Focus on reducing corporate exposure
* PAT of INR8.0b was 3% below our estimates. The marginal miss was on account of slightly higher credit costs and taxes.
* Disbursements were steady at 4QFY19 levels of ~INR75b. During the quarter, the company focused on reducing its commercial real estate (CRE) exposure due to the impending LVB merger. It got INR60b of CRE loans refinanced. As a result, overall AUM declined 6% QoQ/ 10% YoY to INR1.13t. Management targets to step up disbursements to INR100b, 2QFY20 onwards.
* Spreads declined ~20bp YoY to 3.12%, largely due to 100bp rise in cost of funds. AUM mix incrementally migrated towards retail loans (incl. LAP), the share of which stood at 84% v/s 83% QoQ and 79% YoY.
* During the quarter, the company paid down almost all its CP (share down from 4% to 1% QoQ). Also, due to the comfortable liquidity situation (INR285b liquidity on the balance sheet), IHFL assigned only INR15b of loans during the quarter, recording an upfront income of INR480m.
* During the quarter, IHFL recovered INR7b from Palais Royale. Since floating provisions are not allowed under Ind-AS, in order to utilize the Palais Royale provisions that were reversed, management classified certain assets as Stage 3 and utilized those provisions against them. These assets include small real estate exposures coupled with exposures to the Essel Group and Café Coffee Day. As a result, the GNPL ratio increased 60bp QoQ to 1.47%. The company increased its PCR by 300bp sequentially to 25%.
* LCR for the company amounts to 550%+, significantly above the RBI’s proposed requirement.
* Update on LVB merger – Company received approval from CCI in Jun’19. Application for the merger has been made to the RBI, the BSE and the NSE.

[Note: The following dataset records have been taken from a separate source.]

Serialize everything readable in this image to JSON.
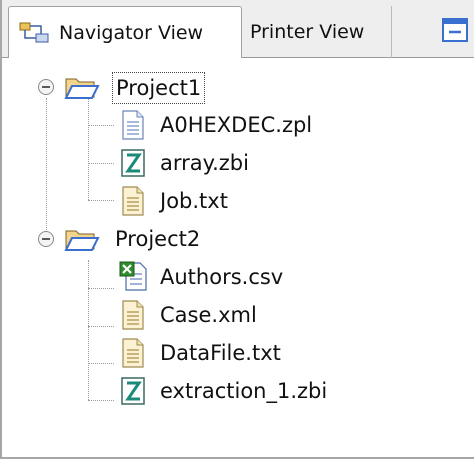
{
  "tabs": {
    "navigator_label": "Navigator View",
    "printer_label": "Printer View"
  },
  "tree": {
    "projects": [
      {
        "name": "Project1",
        "files": [
          {
            "name": "A0HEXDEC.zpl",
            "icon": "document-icon"
          },
          {
            "name": "array.zbi",
            "icon": "zbi-file-icon"
          },
          {
            "name": "Job.txt",
            "icon": "text-file-icon"
          }
        ]
      },
      {
        "name": "Project2",
        "files": [
          {
            "name": "Authors.csv",
            "icon": "csv-file-icon"
          },
          {
            "name": "Case.xml",
            "icon": "text-file-icon"
          },
          {
            "name": "DataFile.txt",
            "icon": "text-file-icon"
          },
          {
            "name": "extraction_1.zbi",
            "icon": "zbi-file-icon"
          }
        ]
      }
    ]
  },
  "colors": {
    "folder": "#f4d27a",
    "folder_outline": "#3a6fd0",
    "zbi_z": "#1a8a7a",
    "csv_green": "#2e8b2e"
  }
}
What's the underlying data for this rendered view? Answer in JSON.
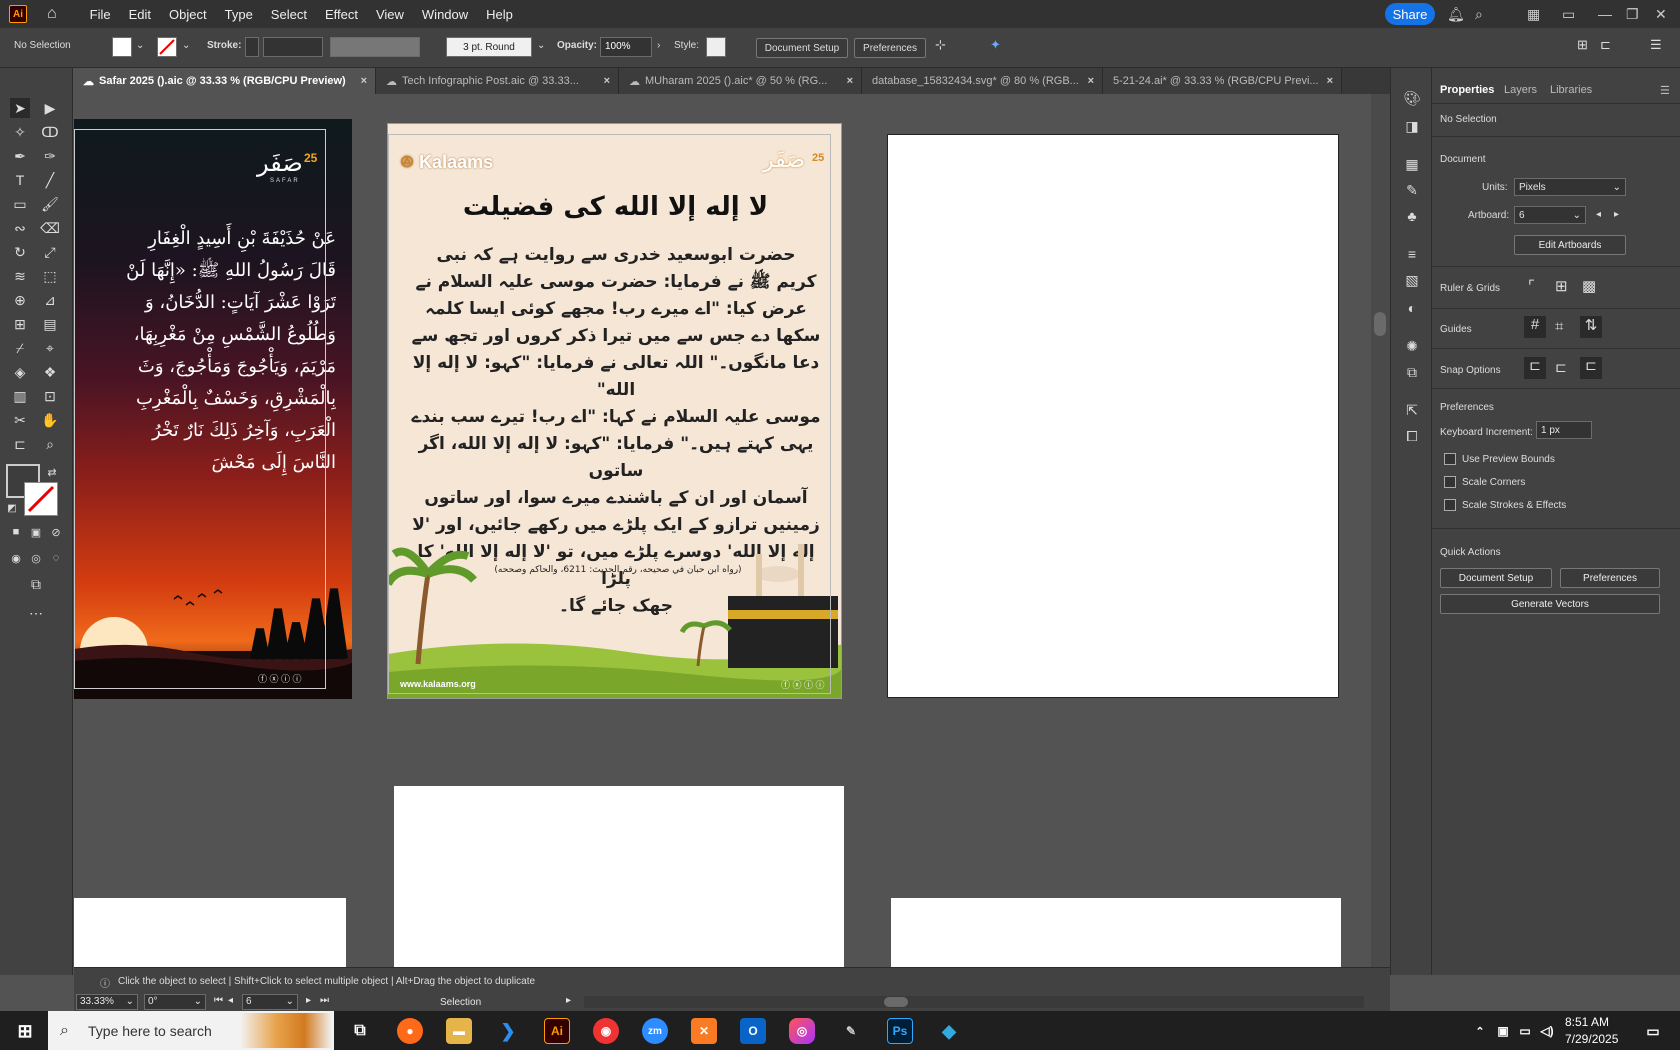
{
  "menubar": {
    "logo": "Ai",
    "items": [
      "File",
      "Edit",
      "Object",
      "Type",
      "Select",
      "Effect",
      "View",
      "Window",
      "Help"
    ],
    "share_label": "Share"
  },
  "control": {
    "selection": "No Selection",
    "stroke_label": "Stroke:",
    "brush": "3 pt. Round",
    "opacity_label": "Opacity:",
    "opacity_value": "100%",
    "style_label": "Style:",
    "doc_setup": "Document Setup",
    "preferences": "Preferences"
  },
  "tabs": [
    {
      "label": "Safar 2025 ().aic @ 33.33 % (RGB/CPU Preview)",
      "active": true
    },
    {
      "label": "Tech Infographic Post.aic @ 33.33..."
    },
    {
      "label": "MUharam 2025 ().aic* @ 50 % (RG..."
    },
    {
      "label": "database_15832434.svg* @ 80 % (RGB..."
    },
    {
      "label": "5-21-24.ai* @ 33.33 % (RGB/CPU Previ..."
    }
  ],
  "artwork1": {
    "logo_text": "صَفَر",
    "logo_sub": "SAFAR",
    "logo_num": "25",
    "lines": [
      "عَنْ حُذَيْفَةَ بْنِ أَسِيدٍ الْغِفَارِ",
      "قَالَ رَسُولُ اللهِ ﷺ: «إِنَّهَا لَنْ",
      "تَرَوْا عَشْرَ آيَاتٍ: الدُّخَانُ، وَ",
      "وَطُلُوعُ الشَّمْسِ مِنْ مَغْرِبِهَا،",
      "مَرْيَمَ، وَيَأْجُوجَ وَمَأْجُوجَ، وَثَ",
      "بِالْمَشْرِقِ، وَخَسْفٌ بِالْمَغْرِبِ",
      "الْعَرَبِ، وَآخِرُ ذَلِكَ نَارٌ تَخْرُ",
      "النَّاسَ إِلَى مَحْشَ"
    ]
  },
  "artwork2": {
    "brand": "Kalaams",
    "logo_text": "صَفَر",
    "logo_num": "25",
    "title": "لا إله إلا الله کی فضیلت",
    "body_lines": [
      "حضرت ابوسعید خدری سے روایت ہے کہ نبی",
      "کریم ﷺ نے فرمایا: حضرت موسی علیہ السلام نے",
      "عرض کیا: \"اے میرے رب! مجھے کوئی ایسا کلمہ",
      "سکھا دے جس سے میں تیرا ذکر کروں اور تجھ سے",
      "دعا مانگوں۔\" اللہ تعالی نے فرمایا: \"کہو: لا إله إلا الله\"",
      "موسی علیہ السلام نے کہا: \"اے رب! تیرے سب بندے",
      "یہی کہتے ہیں۔\" فرمایا: \"کہو: لا إله إلا الله، اگر ساتوں",
      "آسمان اور ان کے باشندے میرے سوا، اور ساتوں",
      "زمینیں ترازو کے ایک پلڑے میں رکھے جائیں، اور 'لا",
      "إله إلا الله' دوسرے پلڑے میں، تو 'لا إله إلا الله' کا پلڑا",
      "جھک جائے گا۔"
    ],
    "reference": "(رواه ابن حبان في صحيحه، رقم الحديث: 6211، والحاكم وصححه)",
    "website": "www.kalaams.org"
  },
  "properties": {
    "tabs": [
      "Properties",
      "Layers",
      "Libraries"
    ],
    "no_selection": "No Selection",
    "document": "Document",
    "units_label": "Units:",
    "units_value": "Pixels",
    "artboard_label": "Artboard:",
    "artboard_value": "6",
    "edit_artboards": "Edit Artboards",
    "ruler_grids": "Ruler & Grids",
    "guides": "Guides",
    "snap_options": "Snap Options",
    "preferences": "Preferences",
    "keyboard_increment_label": "Keyboard Increment:",
    "keyboard_increment_value": "1 px",
    "use_preview_bounds": "Use Preview Bounds",
    "scale_corners": "Scale Corners",
    "scale_strokes": "Scale Strokes & Effects",
    "quick_actions": "Quick Actions",
    "qa_doc_setup": "Document Setup",
    "qa_preferences": "Preferences",
    "generate_vectors": "Generate Vectors"
  },
  "status": {
    "hint": "Click the object to select  |  Shift+Click to select multiple object  |  Alt+Drag the object to duplicate",
    "zoom": "33.33%",
    "rotate": "0°",
    "artboard": "6",
    "mode": "Selection"
  },
  "taskbar": {
    "search_placeholder": "Type here to search",
    "time": "8:51 AM",
    "date": "7/29/2025"
  }
}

Valuation and view: Over the past three quarters, IHFL has handled the liquidity situation well. It curtailed disbursements and focused on raising money via several sources, especially selldowns, while maintaining margins at the same time. We expect FY20 to be a year of consolidation – AUM is likely to be largely flat as the company focuses on reducing corporate exposure. However, the announced merger with Lakshmi Vilas Bank (LVB) is awaiting the RBI and other regulatory approvals. Our estimates are yet to factor in the impact of the merger, which we will do post receipt of all approvals. Hence, we retain our ‘Under Review’ rating on the stock.